Over the summer, I worked with Professor Albanese at the Center for Secure Information Systems to refine an algorithm designed to take a set of observed events, put them through various models to detect complex behaviors, and then probabilistically identify sequences of events that aren't sufficiently explained by any of those behaviors. This approach is intended for use in network security, drawing attention to unexplained network activity simply by process of elimination. My research this fall has been to find a way to convert this "offline" algorithm, which requires all input data at the very start, to an "online" algorithm, which can be fed data piece-by-piece as it is recorded, which is far more useful in a network security environment.
My interest in this was twofold. First, the relatively simple (and, dare I say, elegant) math underlying the algorithm means I don't need to be an expert in network security to make any progress; my job is simply to create a framework to be expanded upon by others. Second, the level of planning, trial, and error inherent to a project this size has necessarily made me a better programmer (a useful skill in this field). It's nothing exciting to look at—the hardest part is simply finding the time between studying and sleeping to sit down with my laptop and program for an hour or two.

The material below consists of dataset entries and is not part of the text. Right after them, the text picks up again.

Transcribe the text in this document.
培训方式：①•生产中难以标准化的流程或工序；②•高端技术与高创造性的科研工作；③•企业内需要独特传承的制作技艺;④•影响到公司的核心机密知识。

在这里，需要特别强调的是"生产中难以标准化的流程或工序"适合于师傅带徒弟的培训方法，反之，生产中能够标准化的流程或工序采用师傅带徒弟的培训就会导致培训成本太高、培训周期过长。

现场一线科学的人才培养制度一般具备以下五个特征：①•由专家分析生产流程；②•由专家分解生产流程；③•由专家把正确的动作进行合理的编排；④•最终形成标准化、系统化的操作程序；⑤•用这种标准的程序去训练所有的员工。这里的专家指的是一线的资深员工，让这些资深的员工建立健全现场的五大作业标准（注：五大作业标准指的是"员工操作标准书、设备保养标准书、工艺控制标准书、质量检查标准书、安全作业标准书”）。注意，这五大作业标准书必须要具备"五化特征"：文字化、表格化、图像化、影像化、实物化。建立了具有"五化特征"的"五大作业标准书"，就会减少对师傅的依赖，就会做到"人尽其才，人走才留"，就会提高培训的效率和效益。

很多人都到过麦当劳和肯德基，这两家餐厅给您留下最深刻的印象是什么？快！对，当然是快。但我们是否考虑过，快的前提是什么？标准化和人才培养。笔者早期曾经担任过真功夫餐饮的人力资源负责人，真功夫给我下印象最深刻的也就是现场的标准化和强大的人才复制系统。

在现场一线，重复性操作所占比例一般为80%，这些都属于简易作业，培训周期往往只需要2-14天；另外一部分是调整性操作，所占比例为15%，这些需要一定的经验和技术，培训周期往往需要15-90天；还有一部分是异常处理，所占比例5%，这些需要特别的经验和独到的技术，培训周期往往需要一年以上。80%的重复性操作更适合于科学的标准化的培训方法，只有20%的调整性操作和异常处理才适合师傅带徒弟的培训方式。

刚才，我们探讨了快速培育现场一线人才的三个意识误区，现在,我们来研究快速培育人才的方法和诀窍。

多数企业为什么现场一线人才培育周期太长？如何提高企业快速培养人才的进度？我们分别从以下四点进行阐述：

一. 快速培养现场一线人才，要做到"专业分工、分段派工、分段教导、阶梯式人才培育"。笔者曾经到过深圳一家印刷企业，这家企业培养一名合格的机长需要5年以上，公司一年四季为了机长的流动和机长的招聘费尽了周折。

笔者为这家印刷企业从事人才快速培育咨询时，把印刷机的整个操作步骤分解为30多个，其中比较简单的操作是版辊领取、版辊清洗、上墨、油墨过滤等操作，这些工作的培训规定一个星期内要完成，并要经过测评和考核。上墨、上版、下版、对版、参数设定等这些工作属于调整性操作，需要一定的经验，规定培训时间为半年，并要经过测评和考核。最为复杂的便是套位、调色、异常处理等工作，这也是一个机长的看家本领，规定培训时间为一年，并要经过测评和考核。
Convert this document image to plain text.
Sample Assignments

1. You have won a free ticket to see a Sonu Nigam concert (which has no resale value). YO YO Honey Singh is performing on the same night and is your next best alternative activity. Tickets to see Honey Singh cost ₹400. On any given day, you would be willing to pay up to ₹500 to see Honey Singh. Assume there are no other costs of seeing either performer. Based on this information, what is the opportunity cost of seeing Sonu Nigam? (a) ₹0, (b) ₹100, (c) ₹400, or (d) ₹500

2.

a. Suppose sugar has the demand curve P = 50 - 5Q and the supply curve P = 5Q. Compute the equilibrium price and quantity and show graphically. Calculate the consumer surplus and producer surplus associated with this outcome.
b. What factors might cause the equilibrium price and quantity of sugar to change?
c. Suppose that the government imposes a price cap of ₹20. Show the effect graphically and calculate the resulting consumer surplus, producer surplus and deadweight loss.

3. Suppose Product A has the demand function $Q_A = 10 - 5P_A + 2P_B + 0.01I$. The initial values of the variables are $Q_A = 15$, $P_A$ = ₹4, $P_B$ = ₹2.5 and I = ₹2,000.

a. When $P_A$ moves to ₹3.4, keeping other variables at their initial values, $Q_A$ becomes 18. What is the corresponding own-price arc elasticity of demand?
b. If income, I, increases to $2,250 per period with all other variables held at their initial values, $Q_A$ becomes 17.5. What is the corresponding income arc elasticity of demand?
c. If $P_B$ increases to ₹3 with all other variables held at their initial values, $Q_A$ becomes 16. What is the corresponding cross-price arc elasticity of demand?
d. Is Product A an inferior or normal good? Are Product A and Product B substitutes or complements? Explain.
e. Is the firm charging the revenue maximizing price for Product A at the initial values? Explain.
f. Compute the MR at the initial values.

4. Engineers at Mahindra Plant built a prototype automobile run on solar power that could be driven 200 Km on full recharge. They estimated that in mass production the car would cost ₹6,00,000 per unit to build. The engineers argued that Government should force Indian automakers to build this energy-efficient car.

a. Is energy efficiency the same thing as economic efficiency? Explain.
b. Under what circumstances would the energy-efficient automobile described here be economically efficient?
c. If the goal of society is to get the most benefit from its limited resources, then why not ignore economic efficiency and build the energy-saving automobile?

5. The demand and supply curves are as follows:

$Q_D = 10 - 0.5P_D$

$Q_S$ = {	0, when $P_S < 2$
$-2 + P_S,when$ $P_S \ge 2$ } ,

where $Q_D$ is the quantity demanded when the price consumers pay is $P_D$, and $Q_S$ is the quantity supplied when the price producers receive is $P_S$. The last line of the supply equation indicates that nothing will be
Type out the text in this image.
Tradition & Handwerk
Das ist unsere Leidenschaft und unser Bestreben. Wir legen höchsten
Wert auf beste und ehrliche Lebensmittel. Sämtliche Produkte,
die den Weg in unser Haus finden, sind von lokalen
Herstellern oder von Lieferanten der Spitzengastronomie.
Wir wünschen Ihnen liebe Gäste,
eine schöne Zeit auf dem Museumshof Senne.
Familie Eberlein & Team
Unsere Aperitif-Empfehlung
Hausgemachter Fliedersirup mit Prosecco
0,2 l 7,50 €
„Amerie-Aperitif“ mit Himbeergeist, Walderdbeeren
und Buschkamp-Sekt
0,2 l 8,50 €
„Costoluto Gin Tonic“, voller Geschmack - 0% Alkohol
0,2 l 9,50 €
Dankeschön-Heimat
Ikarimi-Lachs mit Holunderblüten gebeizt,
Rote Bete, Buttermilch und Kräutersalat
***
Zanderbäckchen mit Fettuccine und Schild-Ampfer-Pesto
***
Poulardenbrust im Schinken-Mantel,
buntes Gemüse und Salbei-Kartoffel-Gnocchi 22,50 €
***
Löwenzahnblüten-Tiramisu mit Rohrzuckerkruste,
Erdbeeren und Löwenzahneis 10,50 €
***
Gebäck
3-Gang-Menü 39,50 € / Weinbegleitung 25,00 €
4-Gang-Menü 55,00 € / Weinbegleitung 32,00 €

This week, I've been trying to figure out which parts of the program should store data, and when to add newly-captured data, which is harder than it seems because different parts of the program require the data to be in different states (old, new, combined). The solution? Have each function generate a list of changes and only apply them once the program no longer needs the unchanged data. Easier said than done, of course, but it's rewarding little victories like this that remind me why I enjoy programming. Who knows, with enough little victories I may even be able to accomplish a few big ones.